Thinking cache-oblivious means "ignores caches." It's the opposite — it's optimal for caches without naming their parameters. The locality is structural.
Forgetting the tall-cache assumption. M ≥ B² is required for optimal cache-oblivious sorting and the matrix bounds; dropping it breaks the analysis.
Claiming cache-oblivious always beats cache-aware. Cache-aware nails one level's block size and is often faster by a constant; cache-oblivious wins on portability and multi-level optimality.
Stating matrix multiply as Θ(n³/B). The √M factor is the whole point: Θ(n³/(B√M)) — the cache holds a √M × √M block.
Saying vEB search is log₂ N I/Os. It's Θ(log_B N); the level-order/BFS layout is the one that costs log₂ N transfers.
Ignoring recursion overhead / skipping base-case coarsening. Recursing to size 1 is slow in practice; coarsen the base case to a tuned iterative kernel (constants only — the bound is unchanged).
Confusing "optimal at every level" with "perfectly tuned at one level." Cache-oblivious is optimal up to constants everywhere, not constant-optimal anywhere.

Tips & Summary¶

Lead with the definition: "Optimal I/Os without M or B in the code — so optimal at every cache level and on every machine at once." This single line frames the entire topic and its trade-off.
Explain the mechanism in one phrase: "recurse until it fits" — divide-and-conquer passes through every size scale, so it crosses the fits-in-cache threshold for free without knowing where it is.
Memorize the four headline bounds cold: transpose Θ(n²/B), multiply Θ(n³/(B√M)), vEB search Θ(log_B N), funnelsort Θ((N/B) log_{M/B}(N/B)). Note that each matches its cache-aware counterpart.
Always cite the tall-cache assumption (M ≥ B²) for funnelsort and the matrix bounds, and explain it as "enough blocks resident, not just enough bytes."

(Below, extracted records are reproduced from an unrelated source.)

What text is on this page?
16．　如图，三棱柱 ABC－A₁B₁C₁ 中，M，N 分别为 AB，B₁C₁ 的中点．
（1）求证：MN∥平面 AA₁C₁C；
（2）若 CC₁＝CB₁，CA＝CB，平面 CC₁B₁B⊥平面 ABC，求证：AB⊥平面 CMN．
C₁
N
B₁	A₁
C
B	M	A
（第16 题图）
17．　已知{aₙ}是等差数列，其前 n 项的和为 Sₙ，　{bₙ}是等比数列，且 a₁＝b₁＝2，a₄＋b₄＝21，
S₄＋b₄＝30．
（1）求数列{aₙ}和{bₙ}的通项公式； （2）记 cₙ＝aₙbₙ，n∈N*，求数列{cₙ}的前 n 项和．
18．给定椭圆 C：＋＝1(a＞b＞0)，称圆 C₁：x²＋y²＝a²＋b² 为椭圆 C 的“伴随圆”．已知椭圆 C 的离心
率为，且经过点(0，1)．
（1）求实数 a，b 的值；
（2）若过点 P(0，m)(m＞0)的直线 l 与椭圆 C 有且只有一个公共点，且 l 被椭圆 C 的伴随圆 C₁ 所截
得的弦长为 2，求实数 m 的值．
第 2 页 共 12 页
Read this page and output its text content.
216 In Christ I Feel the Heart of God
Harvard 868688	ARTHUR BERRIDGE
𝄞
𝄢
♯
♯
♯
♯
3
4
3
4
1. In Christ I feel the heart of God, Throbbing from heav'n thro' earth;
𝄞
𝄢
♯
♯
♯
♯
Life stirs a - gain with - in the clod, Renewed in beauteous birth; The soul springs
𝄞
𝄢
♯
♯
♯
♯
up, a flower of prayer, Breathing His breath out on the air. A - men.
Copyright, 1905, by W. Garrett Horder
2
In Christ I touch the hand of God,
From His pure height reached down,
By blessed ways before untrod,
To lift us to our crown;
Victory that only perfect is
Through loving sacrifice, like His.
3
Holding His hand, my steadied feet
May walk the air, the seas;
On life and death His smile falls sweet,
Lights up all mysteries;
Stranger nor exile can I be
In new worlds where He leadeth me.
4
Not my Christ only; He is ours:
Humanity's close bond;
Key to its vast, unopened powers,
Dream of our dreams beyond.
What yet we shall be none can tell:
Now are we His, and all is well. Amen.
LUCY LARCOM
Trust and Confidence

Get the trade-off right: cache-aware = best constant at one tuned level but brittle; cache-oblivious = optimal at every level and portable but a constant factor slower per level. Mention base-case coarsening as the pragmatic bridge.
Tie it to the hierarchy: the memory system is a fractal stack of two-level caches; cache-oblivious code is the one algorithm that is simultaneously good for L1, L2, L3, RAM, and disk — and stays good when the hardware changes.